Quasiment cinq ans après, l’écologie occupe une place intéressante sur l’échiquier politique national. Il y a eu l’intuition Europe Ecologie et le succès des Européennes, cette volonté d’ouverture portée à bout de bras par Dany Cohn-Bendit à laquelle n’a pas été insensible M. Hulot. Aujourd’hui, paradoxalement à l’heure où la porte verte se referme, Nicolas Hulot a fait le choix de son camp. Il concourt pour porter la candidature de Europe Ecologie Les Verts à la prochaine présidentielle. La primaire est ouverte depuis dix jours, ils sont quatre en lice dont deux favoris, l’ex star de TF1, statut qu’il traîne comme un boulet, et Eva Joly, l’ex juge qui aurait pu s’aventurer avec le Modem mais qui s’est finalement glissée dans la roue de Dany Cohn-Bendit. Hier, elle était mal perçue par les Verts et singulièrement par la gauche des Verts, aujourd’hui, c’est l’inverse, elle incarne déjà un passé, la probité, la vertu, les « vraies » valeurs écologistes. Nicolas Hulot au contraire semble pointé du doigt : pas fiable, trop à droite et surtout il n’a pas son diplôme de « vert’attitude » en poche ! Bref, il entame sa course à la primaire avec un certain retard au départ. Eva Joly a déjà quelques longueurs d’avance. Beau challenge pour un un aventurier pour un peu que les dés ne soient pas pipés !

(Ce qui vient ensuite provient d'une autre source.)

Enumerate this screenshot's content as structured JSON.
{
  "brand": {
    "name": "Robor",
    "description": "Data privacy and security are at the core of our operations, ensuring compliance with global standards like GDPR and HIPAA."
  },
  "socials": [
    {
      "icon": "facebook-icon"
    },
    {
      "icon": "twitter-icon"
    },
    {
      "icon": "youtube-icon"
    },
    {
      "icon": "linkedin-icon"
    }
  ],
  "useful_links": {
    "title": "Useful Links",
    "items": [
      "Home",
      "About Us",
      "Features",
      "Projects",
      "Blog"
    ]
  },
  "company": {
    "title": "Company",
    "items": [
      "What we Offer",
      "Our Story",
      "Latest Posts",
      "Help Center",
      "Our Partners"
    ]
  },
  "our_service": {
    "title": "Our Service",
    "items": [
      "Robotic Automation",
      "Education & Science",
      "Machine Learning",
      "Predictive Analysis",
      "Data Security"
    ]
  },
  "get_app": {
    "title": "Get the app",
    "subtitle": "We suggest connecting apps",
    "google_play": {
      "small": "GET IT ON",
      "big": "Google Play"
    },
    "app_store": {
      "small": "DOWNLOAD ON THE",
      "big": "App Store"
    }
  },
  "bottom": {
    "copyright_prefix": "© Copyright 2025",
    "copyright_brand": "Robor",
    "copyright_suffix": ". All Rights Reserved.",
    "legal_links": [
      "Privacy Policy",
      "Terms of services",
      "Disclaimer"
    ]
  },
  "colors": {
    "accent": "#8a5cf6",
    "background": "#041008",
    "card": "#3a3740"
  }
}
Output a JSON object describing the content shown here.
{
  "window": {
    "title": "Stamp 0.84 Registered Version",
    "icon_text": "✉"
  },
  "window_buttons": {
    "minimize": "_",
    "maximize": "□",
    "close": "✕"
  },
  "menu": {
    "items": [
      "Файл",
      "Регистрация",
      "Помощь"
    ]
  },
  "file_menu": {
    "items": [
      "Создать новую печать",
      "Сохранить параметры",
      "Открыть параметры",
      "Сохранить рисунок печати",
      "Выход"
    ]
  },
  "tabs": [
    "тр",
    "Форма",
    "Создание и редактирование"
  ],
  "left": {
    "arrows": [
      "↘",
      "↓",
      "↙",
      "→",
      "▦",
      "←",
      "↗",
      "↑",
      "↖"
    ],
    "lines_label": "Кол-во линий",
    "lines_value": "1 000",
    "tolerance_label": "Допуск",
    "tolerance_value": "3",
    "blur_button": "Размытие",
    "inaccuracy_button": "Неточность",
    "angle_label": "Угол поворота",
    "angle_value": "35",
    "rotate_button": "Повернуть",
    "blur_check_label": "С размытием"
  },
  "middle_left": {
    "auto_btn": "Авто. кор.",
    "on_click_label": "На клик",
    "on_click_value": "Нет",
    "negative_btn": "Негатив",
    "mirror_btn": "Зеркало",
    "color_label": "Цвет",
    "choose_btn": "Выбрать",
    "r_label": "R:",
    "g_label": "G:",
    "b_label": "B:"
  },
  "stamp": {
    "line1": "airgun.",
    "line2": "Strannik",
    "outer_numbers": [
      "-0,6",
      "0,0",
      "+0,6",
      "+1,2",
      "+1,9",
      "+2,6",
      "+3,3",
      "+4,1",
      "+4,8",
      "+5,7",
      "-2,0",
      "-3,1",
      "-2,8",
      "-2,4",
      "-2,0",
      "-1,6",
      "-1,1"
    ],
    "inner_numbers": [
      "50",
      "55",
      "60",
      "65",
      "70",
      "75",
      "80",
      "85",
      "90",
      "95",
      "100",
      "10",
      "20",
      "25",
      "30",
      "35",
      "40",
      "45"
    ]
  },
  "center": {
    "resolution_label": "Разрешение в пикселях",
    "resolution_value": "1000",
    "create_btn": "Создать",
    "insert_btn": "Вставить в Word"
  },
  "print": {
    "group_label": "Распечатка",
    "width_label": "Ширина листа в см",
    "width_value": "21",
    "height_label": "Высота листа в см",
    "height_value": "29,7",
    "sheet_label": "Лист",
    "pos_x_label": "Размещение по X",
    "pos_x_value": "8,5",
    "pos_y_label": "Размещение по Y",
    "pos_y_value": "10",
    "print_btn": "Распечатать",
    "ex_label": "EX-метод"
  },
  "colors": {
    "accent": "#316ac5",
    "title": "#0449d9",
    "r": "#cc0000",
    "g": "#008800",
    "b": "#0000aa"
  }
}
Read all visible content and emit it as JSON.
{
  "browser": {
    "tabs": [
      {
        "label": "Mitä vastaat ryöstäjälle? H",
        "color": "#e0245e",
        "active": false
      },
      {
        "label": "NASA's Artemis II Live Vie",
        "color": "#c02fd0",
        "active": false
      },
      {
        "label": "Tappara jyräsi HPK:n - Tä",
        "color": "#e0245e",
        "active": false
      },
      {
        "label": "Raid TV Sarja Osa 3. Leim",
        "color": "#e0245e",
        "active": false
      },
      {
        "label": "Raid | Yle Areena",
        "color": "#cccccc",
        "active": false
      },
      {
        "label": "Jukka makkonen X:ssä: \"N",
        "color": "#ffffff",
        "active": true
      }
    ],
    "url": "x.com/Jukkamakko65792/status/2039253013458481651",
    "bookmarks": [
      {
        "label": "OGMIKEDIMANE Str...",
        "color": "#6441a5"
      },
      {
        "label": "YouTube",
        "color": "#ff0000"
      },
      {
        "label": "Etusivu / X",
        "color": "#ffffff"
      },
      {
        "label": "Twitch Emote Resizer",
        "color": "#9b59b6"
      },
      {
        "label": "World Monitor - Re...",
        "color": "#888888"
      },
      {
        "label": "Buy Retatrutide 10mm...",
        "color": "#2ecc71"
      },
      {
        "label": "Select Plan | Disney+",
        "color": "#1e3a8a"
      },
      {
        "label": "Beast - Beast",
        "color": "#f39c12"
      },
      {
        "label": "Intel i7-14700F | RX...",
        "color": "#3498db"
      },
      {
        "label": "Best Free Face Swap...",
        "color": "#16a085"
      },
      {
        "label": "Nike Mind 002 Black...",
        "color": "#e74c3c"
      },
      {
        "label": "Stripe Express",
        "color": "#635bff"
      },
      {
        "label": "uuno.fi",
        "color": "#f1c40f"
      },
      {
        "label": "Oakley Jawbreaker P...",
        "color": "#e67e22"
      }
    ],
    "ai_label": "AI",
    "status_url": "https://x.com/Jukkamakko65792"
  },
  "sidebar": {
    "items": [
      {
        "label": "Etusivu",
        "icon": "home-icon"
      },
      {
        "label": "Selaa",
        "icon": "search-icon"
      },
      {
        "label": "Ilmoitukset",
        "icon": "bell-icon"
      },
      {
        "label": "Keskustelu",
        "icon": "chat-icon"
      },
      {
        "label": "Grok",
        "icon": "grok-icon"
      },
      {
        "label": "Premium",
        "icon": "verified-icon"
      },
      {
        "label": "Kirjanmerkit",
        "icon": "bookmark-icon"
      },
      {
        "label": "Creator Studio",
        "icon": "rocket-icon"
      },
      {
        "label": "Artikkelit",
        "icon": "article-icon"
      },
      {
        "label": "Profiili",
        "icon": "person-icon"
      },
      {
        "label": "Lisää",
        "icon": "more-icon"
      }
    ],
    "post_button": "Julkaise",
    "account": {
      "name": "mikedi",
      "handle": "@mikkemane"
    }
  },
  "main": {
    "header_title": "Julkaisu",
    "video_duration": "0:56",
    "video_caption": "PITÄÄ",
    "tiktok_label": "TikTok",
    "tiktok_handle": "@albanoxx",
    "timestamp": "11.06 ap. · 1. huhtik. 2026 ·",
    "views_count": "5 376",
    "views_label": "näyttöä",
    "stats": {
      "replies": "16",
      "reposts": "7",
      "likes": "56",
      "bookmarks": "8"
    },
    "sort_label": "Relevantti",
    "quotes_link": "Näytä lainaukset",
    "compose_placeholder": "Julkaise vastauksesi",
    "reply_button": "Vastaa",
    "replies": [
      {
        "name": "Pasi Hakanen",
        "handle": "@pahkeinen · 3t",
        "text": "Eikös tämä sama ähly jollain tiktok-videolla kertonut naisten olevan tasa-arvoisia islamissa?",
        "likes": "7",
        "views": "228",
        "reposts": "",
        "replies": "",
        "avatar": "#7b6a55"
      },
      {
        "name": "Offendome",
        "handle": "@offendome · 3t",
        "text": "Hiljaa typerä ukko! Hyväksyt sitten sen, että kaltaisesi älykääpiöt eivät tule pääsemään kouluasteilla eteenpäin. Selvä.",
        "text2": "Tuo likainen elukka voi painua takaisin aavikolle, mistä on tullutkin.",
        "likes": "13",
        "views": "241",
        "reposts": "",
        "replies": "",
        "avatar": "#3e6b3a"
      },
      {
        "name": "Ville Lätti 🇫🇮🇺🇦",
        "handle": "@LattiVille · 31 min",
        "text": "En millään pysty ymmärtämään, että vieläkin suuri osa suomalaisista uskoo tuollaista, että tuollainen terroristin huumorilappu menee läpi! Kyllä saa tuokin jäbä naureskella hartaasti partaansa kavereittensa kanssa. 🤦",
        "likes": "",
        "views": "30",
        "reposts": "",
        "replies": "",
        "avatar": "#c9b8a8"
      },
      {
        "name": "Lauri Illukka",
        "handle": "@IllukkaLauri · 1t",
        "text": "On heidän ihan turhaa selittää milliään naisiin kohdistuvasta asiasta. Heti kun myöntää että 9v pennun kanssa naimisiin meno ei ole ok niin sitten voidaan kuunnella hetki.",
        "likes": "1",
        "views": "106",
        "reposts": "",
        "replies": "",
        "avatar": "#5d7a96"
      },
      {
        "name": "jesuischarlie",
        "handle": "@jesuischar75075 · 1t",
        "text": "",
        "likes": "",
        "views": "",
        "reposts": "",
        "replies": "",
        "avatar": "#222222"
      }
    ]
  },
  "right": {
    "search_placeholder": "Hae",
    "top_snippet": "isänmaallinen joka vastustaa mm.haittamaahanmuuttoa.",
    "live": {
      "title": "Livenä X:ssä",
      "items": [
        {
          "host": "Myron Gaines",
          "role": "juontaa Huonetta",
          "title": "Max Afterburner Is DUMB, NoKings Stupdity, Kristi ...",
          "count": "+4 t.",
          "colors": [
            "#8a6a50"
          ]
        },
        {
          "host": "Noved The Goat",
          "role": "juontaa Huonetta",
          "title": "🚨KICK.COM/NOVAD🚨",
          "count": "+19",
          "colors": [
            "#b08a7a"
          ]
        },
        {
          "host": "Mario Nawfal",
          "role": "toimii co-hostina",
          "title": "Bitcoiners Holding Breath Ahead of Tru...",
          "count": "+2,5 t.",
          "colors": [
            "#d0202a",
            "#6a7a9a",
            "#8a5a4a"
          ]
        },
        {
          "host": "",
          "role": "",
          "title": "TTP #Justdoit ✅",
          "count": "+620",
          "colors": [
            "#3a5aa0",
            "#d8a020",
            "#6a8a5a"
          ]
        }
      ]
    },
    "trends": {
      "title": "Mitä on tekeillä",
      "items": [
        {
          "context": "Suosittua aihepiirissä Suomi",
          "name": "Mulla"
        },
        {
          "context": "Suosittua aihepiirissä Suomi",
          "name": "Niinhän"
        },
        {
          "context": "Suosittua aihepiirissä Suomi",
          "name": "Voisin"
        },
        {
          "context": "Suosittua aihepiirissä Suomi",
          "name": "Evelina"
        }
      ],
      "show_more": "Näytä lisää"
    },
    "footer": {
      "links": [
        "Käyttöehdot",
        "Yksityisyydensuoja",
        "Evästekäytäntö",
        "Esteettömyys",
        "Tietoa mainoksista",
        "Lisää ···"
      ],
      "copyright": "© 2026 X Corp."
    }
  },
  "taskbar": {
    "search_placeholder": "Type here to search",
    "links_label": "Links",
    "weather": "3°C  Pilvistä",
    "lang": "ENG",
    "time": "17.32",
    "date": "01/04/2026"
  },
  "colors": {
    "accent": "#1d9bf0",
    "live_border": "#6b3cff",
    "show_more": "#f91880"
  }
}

Eva Joly, une verte, passe et gagne !

En Bretagne par exemple, les journalistes ne parviennent pas à dénicher en interne de l’écurie verte un soutien affiché à Nicolas Hulot. Les leaders se positionnent invariablement en faveur de la candidate Joly même si, à la faveur des débats des primaires, ils concèdent que l’apprenti politique Hulot progresse à grands pas. Il n’est pas certain que ce dernier ait fait le bon choix en s’investissant aussi tardivement dans une campagne dont il savait pourtant que le calendrier rapproché le plomberait. Fort de ses convictions, il a pris le risque, ce qui peut paraître tout à son honneur. Ou faire la démonstration de sa naïveté. De la sienne et de son entourage. 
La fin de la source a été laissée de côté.